Bath Breakfast Cakes.
A pint of thin cream, two eggs, three spoonfuls of yest, and a little salt. Mix all well together with half a pound of flour. Let it stand to rise before you put it in the oven. The cakes must be baked on tins.
Butter Cake.
Take four pounds of flour, one pound of currants, three pounds of butter, fourteen eggs, leaving out the whites, half an ounce of mace, one pound of sugar, half a pint of sack, a pint of ale yest, a quart of milk boiled. Take it off, and let it cool. Rub the butter well in the floor; put in the sugar and spice, with the rest of the ingredients; wet it with a ladle, and beat it well together. Do not put the currants till the cake is ready to go into the oven. Butter the dish, and heat the oven as hot as for wheaten bread. You must not wet it till the oven is ready.
Caraway Cake. No. 1.
Melt two pounds of fresh butter in tin or silver; let it stand twenty-four hours; then rub into it four pounds of fine flour, dried. Mix in eight eggs, and whip the whites to a froth, a pint of the best yest, and a pint of sack, or any fine strong sweet wine.

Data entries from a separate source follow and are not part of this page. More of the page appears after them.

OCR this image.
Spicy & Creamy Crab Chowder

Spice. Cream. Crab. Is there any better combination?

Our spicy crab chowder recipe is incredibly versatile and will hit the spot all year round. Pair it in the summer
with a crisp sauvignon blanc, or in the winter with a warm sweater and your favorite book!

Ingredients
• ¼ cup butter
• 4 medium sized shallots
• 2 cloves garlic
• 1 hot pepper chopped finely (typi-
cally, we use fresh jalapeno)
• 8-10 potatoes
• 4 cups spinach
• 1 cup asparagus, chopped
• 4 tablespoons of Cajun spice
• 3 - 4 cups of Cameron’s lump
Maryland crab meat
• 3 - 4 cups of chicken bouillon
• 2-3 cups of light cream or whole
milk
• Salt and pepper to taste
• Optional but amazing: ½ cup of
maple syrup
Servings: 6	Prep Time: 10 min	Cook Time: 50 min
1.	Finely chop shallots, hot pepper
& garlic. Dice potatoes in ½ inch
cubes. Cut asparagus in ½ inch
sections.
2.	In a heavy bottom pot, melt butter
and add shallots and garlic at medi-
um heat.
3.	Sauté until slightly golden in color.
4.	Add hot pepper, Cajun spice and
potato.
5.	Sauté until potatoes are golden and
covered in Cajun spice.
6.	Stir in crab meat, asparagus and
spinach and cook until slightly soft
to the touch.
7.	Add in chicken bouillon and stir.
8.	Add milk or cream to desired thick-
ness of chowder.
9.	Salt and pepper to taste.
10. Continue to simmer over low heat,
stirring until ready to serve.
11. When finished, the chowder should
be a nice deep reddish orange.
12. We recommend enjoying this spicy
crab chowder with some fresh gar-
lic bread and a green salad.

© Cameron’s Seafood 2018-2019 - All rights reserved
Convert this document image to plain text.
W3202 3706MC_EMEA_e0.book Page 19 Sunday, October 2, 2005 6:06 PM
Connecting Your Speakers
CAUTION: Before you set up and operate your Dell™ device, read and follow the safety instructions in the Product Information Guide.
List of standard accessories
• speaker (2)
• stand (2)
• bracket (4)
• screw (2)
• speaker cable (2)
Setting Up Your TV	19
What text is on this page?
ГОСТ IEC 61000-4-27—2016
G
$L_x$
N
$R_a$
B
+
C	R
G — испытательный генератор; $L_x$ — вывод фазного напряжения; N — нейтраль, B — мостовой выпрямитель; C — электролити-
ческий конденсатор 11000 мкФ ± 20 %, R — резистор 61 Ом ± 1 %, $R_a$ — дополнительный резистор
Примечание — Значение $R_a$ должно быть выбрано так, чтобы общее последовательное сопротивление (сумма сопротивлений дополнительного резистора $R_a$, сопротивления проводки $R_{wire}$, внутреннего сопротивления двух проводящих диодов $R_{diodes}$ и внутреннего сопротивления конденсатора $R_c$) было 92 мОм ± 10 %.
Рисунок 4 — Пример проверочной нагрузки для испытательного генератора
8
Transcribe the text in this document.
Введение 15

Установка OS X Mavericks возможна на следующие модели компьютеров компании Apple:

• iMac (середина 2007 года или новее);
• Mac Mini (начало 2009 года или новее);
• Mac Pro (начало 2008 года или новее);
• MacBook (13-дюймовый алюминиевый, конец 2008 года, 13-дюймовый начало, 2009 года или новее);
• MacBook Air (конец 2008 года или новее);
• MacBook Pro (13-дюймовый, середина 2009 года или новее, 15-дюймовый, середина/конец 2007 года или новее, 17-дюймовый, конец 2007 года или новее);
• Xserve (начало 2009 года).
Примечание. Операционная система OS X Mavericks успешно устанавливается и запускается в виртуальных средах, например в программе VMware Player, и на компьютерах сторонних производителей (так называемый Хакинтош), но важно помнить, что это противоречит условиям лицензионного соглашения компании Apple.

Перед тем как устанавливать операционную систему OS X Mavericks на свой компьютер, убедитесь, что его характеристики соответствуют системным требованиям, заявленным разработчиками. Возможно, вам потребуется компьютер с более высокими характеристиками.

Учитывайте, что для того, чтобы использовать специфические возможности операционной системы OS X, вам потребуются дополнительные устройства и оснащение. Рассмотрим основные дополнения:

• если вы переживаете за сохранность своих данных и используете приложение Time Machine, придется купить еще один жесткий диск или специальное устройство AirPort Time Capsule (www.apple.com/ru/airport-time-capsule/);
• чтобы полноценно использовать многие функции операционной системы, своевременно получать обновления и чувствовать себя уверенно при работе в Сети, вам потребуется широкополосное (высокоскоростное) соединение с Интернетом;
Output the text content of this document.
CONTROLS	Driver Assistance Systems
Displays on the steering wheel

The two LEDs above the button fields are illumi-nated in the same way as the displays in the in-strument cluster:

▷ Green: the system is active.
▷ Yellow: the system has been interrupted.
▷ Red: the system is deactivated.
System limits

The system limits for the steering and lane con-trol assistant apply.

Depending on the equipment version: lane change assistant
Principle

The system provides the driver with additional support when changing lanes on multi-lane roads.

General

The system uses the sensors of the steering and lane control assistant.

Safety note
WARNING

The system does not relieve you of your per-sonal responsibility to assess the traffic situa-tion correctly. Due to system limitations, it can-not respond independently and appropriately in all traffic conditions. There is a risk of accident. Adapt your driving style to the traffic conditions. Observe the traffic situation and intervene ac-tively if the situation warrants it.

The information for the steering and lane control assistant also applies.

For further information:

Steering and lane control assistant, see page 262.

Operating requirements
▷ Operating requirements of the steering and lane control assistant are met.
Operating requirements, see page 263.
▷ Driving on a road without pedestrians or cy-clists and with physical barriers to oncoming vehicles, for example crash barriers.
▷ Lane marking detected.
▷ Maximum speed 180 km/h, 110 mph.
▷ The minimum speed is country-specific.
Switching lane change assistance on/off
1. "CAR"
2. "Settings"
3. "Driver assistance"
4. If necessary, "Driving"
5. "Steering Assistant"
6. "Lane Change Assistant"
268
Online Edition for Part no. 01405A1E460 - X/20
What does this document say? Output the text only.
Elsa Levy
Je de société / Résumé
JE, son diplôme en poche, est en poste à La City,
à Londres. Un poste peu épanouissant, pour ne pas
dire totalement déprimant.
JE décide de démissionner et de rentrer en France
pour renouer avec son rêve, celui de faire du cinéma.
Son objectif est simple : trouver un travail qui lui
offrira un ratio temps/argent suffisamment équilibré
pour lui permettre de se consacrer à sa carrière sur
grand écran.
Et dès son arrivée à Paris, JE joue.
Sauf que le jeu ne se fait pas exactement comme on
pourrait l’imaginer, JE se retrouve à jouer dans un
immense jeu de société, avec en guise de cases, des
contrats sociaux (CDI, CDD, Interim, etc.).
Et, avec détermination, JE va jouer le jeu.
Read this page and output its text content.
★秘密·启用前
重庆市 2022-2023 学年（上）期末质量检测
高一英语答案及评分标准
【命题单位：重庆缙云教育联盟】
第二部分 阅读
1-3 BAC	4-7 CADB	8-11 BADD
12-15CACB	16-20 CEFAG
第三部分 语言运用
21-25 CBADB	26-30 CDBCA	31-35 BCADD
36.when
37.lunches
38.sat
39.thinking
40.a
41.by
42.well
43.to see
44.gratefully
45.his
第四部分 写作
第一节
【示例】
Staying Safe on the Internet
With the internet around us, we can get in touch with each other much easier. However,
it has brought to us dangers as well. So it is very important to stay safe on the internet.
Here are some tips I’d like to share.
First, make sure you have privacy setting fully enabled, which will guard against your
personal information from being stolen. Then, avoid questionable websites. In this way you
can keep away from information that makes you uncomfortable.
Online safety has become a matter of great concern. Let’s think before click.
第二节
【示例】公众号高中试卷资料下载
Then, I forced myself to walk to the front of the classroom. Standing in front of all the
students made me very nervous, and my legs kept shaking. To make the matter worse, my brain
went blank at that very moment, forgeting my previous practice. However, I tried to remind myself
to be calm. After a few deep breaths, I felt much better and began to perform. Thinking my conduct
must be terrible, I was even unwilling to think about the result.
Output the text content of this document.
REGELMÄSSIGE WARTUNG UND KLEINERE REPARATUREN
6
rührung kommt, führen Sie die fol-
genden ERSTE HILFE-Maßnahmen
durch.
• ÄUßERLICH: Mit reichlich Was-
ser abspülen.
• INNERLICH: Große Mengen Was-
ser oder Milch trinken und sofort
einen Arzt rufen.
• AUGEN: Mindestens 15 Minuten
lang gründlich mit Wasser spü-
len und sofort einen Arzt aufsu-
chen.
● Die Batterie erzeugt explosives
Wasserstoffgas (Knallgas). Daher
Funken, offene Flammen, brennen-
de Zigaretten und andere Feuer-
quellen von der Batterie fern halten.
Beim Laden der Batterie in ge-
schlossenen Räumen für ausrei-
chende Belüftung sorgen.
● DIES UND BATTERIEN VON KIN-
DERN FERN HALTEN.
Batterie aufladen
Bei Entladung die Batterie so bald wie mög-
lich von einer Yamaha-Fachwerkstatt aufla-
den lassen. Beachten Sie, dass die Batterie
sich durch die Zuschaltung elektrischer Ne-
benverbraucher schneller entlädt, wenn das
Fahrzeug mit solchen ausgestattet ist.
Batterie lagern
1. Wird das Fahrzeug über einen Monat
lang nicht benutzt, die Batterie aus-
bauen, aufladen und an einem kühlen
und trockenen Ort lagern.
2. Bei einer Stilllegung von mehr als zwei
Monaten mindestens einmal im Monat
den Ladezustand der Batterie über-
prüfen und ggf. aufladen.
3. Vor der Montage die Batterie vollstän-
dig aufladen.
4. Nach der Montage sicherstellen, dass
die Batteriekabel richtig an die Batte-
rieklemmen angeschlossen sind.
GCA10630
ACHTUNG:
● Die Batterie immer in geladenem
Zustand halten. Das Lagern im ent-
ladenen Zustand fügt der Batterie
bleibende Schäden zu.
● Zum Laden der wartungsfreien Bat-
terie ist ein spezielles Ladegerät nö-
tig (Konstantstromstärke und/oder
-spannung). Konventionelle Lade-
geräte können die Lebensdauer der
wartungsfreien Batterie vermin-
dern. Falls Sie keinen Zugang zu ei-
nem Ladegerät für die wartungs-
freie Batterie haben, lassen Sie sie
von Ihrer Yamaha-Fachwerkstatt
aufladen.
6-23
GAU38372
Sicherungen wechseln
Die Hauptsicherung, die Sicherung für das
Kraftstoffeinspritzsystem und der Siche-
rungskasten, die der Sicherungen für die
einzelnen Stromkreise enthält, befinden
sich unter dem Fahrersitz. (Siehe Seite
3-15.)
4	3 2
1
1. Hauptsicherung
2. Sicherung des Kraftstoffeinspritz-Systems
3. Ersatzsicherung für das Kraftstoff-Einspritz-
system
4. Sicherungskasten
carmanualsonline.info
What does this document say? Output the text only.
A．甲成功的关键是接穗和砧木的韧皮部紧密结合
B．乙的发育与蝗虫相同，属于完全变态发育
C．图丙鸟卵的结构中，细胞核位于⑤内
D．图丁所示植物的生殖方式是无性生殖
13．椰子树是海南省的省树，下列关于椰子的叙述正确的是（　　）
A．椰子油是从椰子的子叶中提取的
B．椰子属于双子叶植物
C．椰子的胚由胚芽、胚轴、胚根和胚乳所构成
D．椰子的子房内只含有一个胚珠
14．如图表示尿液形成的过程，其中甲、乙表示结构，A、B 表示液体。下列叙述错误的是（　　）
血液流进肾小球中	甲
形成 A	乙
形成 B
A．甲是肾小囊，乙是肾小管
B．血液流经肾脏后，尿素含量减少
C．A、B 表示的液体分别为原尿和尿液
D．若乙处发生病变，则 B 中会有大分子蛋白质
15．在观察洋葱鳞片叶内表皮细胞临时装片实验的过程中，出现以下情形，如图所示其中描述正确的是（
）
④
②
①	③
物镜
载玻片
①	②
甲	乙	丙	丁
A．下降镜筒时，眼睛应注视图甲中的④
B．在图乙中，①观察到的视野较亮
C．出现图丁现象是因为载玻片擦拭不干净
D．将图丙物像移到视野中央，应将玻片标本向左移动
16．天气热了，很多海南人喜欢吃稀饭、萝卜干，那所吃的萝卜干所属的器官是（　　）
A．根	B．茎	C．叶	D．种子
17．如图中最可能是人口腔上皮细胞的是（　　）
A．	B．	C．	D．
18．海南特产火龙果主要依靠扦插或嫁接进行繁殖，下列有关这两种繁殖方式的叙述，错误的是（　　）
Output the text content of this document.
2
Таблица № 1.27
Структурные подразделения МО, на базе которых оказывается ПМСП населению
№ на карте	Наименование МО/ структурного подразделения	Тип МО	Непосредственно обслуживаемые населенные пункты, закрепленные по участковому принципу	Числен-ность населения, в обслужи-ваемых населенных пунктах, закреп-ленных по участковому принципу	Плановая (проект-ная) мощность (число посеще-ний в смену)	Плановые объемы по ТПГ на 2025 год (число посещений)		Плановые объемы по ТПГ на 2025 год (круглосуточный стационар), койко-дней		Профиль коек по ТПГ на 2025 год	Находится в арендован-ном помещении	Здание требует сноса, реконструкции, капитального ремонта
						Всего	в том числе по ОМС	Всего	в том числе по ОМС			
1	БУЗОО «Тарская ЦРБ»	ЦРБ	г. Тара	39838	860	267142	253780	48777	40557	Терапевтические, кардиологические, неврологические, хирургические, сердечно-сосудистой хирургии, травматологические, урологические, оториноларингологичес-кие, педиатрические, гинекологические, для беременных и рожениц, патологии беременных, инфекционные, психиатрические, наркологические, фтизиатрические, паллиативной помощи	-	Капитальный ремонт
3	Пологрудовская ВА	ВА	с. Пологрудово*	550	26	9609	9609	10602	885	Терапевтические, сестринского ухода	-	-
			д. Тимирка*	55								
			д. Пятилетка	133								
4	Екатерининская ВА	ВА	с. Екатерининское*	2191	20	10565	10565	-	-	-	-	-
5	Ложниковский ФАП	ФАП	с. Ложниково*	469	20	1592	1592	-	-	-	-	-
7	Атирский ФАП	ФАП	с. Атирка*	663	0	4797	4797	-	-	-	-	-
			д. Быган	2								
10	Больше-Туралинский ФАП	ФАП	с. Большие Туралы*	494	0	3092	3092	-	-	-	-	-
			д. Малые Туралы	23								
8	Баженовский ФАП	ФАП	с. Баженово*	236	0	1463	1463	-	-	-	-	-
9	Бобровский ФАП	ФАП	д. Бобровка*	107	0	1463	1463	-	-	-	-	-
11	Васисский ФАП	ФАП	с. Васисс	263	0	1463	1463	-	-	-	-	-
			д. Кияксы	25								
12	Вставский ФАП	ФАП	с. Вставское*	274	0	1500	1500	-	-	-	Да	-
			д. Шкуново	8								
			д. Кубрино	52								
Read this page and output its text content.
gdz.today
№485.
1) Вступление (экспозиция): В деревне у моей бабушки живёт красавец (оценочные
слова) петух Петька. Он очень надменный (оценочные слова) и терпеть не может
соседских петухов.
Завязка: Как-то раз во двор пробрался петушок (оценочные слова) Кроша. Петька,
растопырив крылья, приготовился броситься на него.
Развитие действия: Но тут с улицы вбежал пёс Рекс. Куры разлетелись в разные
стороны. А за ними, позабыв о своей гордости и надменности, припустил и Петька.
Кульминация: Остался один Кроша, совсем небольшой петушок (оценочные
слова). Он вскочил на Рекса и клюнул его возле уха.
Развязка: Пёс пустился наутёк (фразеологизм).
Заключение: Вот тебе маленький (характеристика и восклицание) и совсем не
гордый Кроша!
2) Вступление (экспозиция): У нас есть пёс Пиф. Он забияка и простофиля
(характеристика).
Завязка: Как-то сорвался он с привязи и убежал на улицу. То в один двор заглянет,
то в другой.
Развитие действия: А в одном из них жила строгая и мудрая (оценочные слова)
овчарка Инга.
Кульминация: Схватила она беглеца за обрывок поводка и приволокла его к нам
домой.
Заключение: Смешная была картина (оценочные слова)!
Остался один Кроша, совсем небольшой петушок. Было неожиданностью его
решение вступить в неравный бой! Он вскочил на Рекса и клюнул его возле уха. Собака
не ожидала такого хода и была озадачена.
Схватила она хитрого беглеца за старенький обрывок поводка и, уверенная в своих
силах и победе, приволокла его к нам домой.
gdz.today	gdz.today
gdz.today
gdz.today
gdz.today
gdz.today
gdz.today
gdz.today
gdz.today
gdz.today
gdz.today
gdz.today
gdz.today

Put in two pounds of caraway seeds. Mix all these ingredients thoroughly; put the paste into a buttered pan, and bake for two hours and a half. You may mix with it half an ounce of cloves and cinnamon.
Caraway Cake. No. 2.
Take a quart of flour, a quarter of a pint of good ale yest, three quarters of a pound of fresh butter, one quarter of a pound of almonds, three quarters of a pound of caraway comfits, a handful of sugar, four eggs, leaving out two of the whites, new milk, boiled and set to cool, citron, orange, and lemon-peel, at your discretion, and two spoonfuls of sack. First rub your flour and yest together, then rub in the butter, and make it into a stiff batter with the milk, eggs, and sack; and, when you are ready to put it into the oven, add the other ingredients. Butter your hoop and the paper that lies under. This cake will require about three quarters of an hour baking; if you make it larger, you must allow more time.